In this work, the cross-linking behavior of model polyester–polyol systems has been investigated by both mechanical and chemical means, and the two characterization techniques have been used in conjunction to systematically identify material changes as the systems cross-link and ultimately reach the sol–gel transition. We have established that an incremental increase in the secondary hydroxyl content in the backbone (due to incorporation of TMCD) serves to increase both the reaction time and the critical conversion (measured by VT-FTIR) at the modulus crossover time (measured by dynamic rheology). Although the present resins do not strictly adhere to the Winter–Chambon criterion for gelation,[29,30] the G′–G″ crossover is identified here as the effective gel point at which the resins undergo their sol–gel transition. Values of the effective activation energies of gelation and reactivity are in favorable quantitative agreement (within experimental error), directly confirming that the isocyanate reaction is coupled to the growing network. A conceptual rationalization has been proposed to explain deviations from theoretical models (such as the Carothers’ theory[38−40] and classic Flory–Stockmayer theory[35,36]) that do not consider heterogeneities in cross-linking behavior or loop formation during cure. It lies at the intersection of two competing molecular-level processes: chemical cross-linking and chain vitrification. As the secondary hydroxyl content is increased in the present resins, the stiffness of the backbone also increases due to the sterically hindered nature of the TMCD monomer relative to NPG. This increased stiffness reduces chain mobility and increases cross-linking heterogeneity.
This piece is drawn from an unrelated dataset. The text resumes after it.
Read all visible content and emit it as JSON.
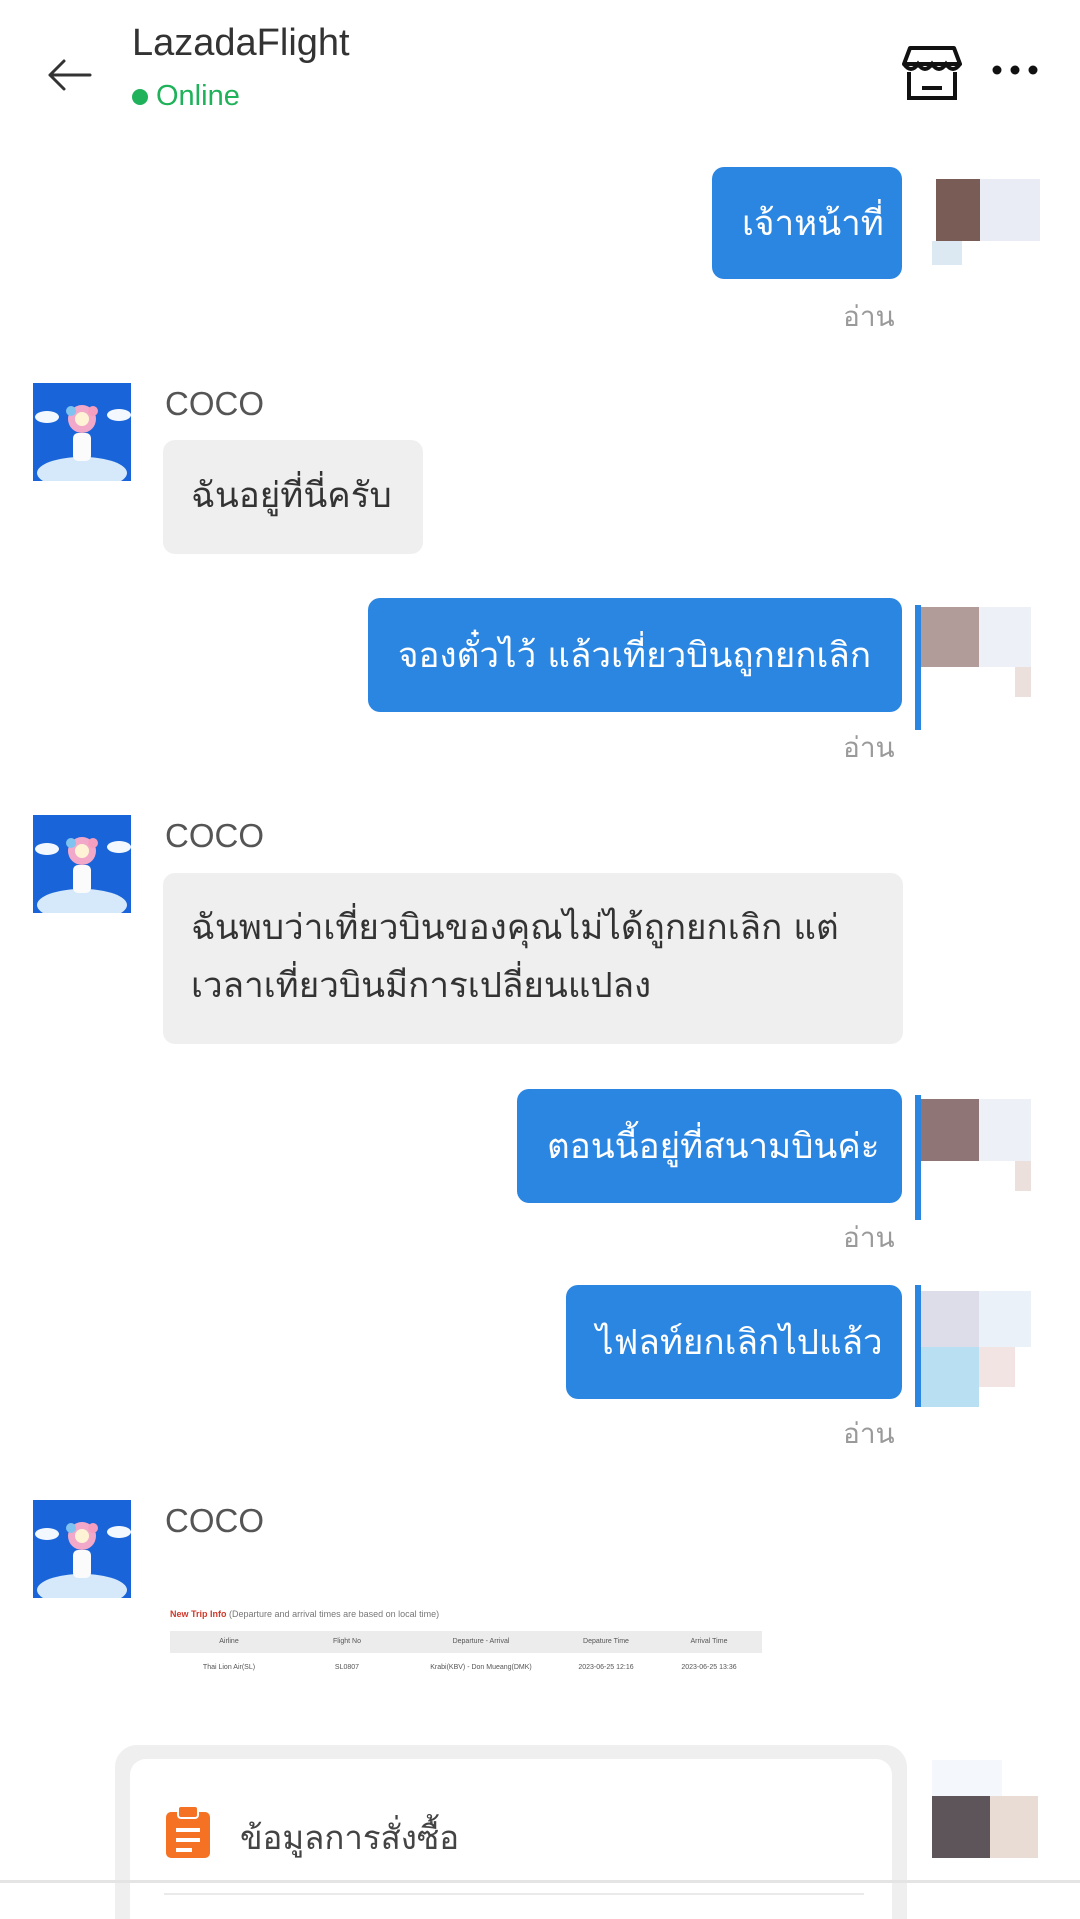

Groups of chains are more likely to react with those functional groups in closer proximity, leading to the formation of loops as opposed to branches in the network. Figure is a schematic illustration of this process. While computer simulations are currently unavailable to elucidate the conditions responsible for the formation of defects during cure, this explanation is consistent with previous studies that have identified heterogeneous network formation and loop development within network-forming polymers.[54,55,57−59] The cure behavior reported in this study provides useful mechanochemical insight into the cure process of polyester-polyol resins and can be used to design and synthesize multicomponent resins for specific coating applications.

Figure 10

Schematic representation of the cross-linking reaction of polyester-polyols composed of monomer species with primary and secondary hydroxyl groups (see legend).